Plus, Lucky beauty editor Jean Godfrey-June is extremely skilled at using the most inconsequential of personal anecdotes and stretching them into impassioned endorsements for overpriced beauty products, like the $48 hand cream she touts in September’s “The Beauty Closet.” Hand cream! $48! The only thing more unbelievable than the price of the Peter Thomas Roth lotion is the story she tells to promote it.
My small town teems with Hollywood “types,” some legitimate, many wannabe or has-been. They’re easy to identify:
Do tell us about “types”! Is a “type” a man in sandals? A woman who wears her sunglasses in a restaurant?
When they get ready to do something rude—say, shushing fellow adults as if they were toddlers, or elbowing past the crowd to grab the last tomato at the farmers’ markets—they press their hands together, as if in prayer. Whether or not the “prayer” is accompanied by a bowing of the head, the gesture is the single most obnoxious of our time.

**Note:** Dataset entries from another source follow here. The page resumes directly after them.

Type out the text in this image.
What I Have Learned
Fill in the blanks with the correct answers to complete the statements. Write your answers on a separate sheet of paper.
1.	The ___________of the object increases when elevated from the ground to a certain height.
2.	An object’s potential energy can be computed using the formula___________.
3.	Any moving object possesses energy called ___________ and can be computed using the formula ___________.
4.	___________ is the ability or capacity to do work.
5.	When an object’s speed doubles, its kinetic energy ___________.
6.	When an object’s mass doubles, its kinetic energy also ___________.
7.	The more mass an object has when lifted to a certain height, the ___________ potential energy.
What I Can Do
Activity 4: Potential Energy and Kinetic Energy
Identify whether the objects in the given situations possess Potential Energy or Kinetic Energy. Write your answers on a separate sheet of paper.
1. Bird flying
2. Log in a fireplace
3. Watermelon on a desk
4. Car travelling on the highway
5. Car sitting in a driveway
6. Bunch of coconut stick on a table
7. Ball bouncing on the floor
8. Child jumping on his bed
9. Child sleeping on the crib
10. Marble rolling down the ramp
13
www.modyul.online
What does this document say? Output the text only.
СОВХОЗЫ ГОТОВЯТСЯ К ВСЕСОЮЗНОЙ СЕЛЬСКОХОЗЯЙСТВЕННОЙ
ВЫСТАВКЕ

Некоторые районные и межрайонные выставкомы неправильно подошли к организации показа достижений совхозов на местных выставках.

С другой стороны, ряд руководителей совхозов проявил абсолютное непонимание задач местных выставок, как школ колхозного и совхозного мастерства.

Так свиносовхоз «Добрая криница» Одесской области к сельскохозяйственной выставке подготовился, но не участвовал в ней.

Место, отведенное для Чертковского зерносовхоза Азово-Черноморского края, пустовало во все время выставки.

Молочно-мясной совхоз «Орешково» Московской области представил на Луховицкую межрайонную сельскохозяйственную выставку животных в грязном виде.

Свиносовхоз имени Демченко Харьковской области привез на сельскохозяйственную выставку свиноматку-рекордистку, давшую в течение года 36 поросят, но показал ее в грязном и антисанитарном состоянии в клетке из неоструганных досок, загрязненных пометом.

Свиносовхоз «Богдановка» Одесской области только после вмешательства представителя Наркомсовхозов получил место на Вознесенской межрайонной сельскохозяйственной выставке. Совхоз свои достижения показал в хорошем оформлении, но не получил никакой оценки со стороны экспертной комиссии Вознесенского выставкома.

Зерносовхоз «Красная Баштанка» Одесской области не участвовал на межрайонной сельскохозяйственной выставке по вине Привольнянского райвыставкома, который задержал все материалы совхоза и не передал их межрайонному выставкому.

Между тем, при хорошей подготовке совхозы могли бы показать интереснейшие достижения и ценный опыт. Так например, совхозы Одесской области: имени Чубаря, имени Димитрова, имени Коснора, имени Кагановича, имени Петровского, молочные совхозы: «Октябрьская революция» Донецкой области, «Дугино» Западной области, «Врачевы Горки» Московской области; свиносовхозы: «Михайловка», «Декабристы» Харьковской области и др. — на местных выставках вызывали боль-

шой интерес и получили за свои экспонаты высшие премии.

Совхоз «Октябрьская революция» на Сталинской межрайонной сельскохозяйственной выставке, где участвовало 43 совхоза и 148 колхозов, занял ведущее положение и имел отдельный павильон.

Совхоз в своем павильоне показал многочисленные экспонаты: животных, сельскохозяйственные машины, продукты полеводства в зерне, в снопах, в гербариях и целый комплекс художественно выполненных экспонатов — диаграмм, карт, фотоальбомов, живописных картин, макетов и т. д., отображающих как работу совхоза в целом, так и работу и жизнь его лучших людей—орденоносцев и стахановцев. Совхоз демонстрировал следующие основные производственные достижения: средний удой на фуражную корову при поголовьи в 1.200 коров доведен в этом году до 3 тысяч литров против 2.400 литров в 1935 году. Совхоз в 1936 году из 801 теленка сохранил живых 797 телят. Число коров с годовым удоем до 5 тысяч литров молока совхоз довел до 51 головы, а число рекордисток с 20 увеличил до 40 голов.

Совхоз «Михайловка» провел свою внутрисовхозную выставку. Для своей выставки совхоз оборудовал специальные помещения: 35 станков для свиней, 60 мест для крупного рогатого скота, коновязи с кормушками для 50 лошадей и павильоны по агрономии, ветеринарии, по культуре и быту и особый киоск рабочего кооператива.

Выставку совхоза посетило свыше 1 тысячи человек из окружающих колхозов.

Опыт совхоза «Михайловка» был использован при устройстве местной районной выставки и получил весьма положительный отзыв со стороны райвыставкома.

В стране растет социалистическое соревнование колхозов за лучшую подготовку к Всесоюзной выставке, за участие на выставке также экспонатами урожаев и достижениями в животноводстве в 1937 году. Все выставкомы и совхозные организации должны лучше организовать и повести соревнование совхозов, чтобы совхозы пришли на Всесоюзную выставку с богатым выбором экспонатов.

Well, yeah, that does sound annoying. But those Hollywood “types” doing this sort of thing? We live in L.A. and we’ve never once seen such a gesture. Also, her description doesn’t make sense. How do you press your palms together while plowing through a throng of people? That isn’t to say this behavior doesn’t exist in Jean’s town—but maybe it has nothing to do with being a Hollywood “type” and everything to do with being an inconsiderate ass.
The practitioner may well be thinking, “I come in peace,” or more Hollywood, “I bow to what is holy in you.” But the true message is unequivocal: “I am holier than thou!”
Also holier than thou? People on the East Coast making broad generalizations about the way people on the other side of the country think and behave. Yeesh.
Anyway, she goes on for a few more sentences about this alleged behavior and how returning the gesture is the sole defense against it. (Don’t ask us to explain. We read the whole thing three times and we’re still confused.) Somewhere in the course of this fruitless exercise, we began to wonder what any of this had to do with the potion she’s tasked with hawking. And what would Jean consider a “Hollywood type” beauty product, anyway? A face lift? Botox injections? The blood of pious virgins?
Nope, it’s a $48 hand cream that magically trumps the lousy behavior of showbiz scoundrels. We’ll let her describe it, since we found her segue to be a bit of a stretch:
A smooth and youthful hand—naturally featured in this exchange—further irritates most Hollywood types, as age grates upon them more than most…
Good to know—having more youthful-looking hands is a surefire defense against annoying people! Sounds like that cream would come in handy in places other than Hollywood…like, say, Jean Godfrey-June’s office.